Of course, that explained everything, Kendo thought scornfully. It wasn’t as though he didn’t believe her, though. They kept on going until they reached a colossal tree. Even if Kendo craned his neck so far it strained, he couldn’t see the top. The tree’s upper branches spindled outward like a spider’s web and the bark was as thick and hard as river rock. Melissa stomped three times on an arch of root that jutted out of the ground, and a crimson Vein swirled out of the cracks in the bark. It swayed back and forth in its dance and Melissa mirrored it before adding her own little half-step and turn at the end of the jig. The Vein pulsed, brightening its color, and then seeped back into the tree bark.

Melissa stepped off the root. She and Kendo waited together at the base of the tree, with only the whispering invisibles to keep the area from being unbearably stagnant and silent. It wasn’t long before Fowlina leapt from her perch atop the tree and dived to meet them. She smashed the root as she landed and it splintered and died under her talons. Kendo jerked backward out of reflex. He found himself shivering. Fowlina commanded the space in front of him with the coldness and stature of ancient nobility, batwings outstretched and her human arms folded over her feathered chest. In the bird-woman’s presence now, Kendo wondered how he had ever made the mistake of thinking the manifestation of Fowlina that he had conjured during his training could equal the real thing. He couldn’t stop shaking, but he grimaced and made a point of hiding it.

“Explain why you have brought this whelp to my forest.” Fowlina did not acknowledge Kendo with a gesture, only with her words. Her owl-eyed gaze was focused entirely on Melissa.

Melissa bowed deeply and then craned her head back, exposing her slender neck to Fowlina. She said, “I have a proposition for you. If it works, it could rid Olden of the Gatherers permanently.”

Fowlina stretched taller, flattened her batwings to her side and spun her head completely around to leer at Melissa. “Explain.”

As Kendo clenched and unclenched his fists, hidden inside his pockets, Melissa licked her lips and looked Fowlina in the eye for the first time. “He is proficient enough in magic to help me break the portals. We could demolish the Court’s time-restraints and then everyone could get to and from Reality.”

Intrigued, Fowlina spun her head back around and pecked at her fingernails, clearing dirt out from her cuticles. Kendo started tapping his foot. The tension was getting to him despite the fact that Fowlina seemed uninterested in killing him at the moment.

Melissa went on to say, “You wouldn’t have to wait for the Gatherers to get your food, nor would you have to bide your time until your portal opened again. You could travel to and from Reality whenever you wanted, come and go as you please. It’s a solution for everyone in Olden.”

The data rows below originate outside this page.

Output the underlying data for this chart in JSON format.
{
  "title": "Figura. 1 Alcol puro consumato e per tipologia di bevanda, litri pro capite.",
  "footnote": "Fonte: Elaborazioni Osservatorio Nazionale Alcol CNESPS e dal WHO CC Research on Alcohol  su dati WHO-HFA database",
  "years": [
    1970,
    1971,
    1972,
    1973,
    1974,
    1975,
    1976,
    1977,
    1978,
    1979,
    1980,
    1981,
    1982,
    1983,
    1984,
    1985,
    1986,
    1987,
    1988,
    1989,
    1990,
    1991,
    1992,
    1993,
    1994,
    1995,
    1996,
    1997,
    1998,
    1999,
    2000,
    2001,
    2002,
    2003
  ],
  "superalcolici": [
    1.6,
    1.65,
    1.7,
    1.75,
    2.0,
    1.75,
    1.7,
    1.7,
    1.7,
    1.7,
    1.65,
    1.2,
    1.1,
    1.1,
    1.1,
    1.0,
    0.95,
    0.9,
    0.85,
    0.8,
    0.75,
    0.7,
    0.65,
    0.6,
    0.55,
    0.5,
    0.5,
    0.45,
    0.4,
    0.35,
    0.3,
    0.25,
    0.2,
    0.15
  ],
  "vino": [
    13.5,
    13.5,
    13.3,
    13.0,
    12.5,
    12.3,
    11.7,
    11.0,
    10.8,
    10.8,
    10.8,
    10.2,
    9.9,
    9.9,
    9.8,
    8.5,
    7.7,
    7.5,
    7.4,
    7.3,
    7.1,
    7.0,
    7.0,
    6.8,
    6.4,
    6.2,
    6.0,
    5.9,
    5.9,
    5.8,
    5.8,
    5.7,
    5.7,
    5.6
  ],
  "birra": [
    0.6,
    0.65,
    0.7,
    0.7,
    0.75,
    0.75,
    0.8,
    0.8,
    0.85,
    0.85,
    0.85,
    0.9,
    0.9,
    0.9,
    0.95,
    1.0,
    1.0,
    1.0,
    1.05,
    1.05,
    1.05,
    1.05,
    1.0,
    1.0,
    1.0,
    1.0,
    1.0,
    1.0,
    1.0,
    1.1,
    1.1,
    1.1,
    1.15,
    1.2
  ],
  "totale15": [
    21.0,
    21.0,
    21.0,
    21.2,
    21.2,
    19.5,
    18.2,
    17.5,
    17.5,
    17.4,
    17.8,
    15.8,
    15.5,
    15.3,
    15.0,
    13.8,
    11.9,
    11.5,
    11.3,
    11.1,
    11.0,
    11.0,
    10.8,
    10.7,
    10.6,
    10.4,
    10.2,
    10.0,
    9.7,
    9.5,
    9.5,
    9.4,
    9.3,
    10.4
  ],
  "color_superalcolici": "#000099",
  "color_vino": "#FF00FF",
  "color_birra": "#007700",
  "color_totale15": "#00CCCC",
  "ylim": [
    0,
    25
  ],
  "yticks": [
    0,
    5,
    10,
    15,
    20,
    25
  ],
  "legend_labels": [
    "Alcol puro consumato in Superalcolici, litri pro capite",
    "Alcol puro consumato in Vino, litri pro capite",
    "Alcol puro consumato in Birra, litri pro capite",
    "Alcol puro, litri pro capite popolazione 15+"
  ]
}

“Hm,” said Fowlina. She stopped picking at her nails. She blinked and then narrowed her eyes.

“All I would need is the promise that no one would interfere with our work,” Melissa said, “It’s a fair deal.”

Kendo gulped. The whispers of the invisibles ceased, deadening the atmosphere. No Vein glowed for a moment, ushering in a pitch-black darkness that complimented Kendo’s anxiety. With his other senses gone, the smell of fairy wine that rippled off of Melissa bombarded his nostrils even more and Kendo almost plugged his nose to keep from dry-heaving, but by that time the Veins had returned and Fowlina was visible again. She stood rigid with consideration.

Kendo could tell Melissa was holding her breath, waiting for an answer.

“I agree,” Fowlina said at length, “Do what you must and be gone with you!”

Melissa inhaled thankfully as Fowlina ascended to her perch in the canopy. Her flapping created gusts of wind so strong that Kendo and Melissa both had to throw their arms over their faces for cover. But once Fowlina was settled in the branches again, she did not peer down at the two humans and gave them no more thought. The whispers began again.

Melissa stared Kendo right in the eyes, “You ready for this?”

Kendo guessed he was as ready as he’d ever be. He gave her a nod, and the nervous jitters in his limbs were nothing compared to the ambition that lay dormant in his gut.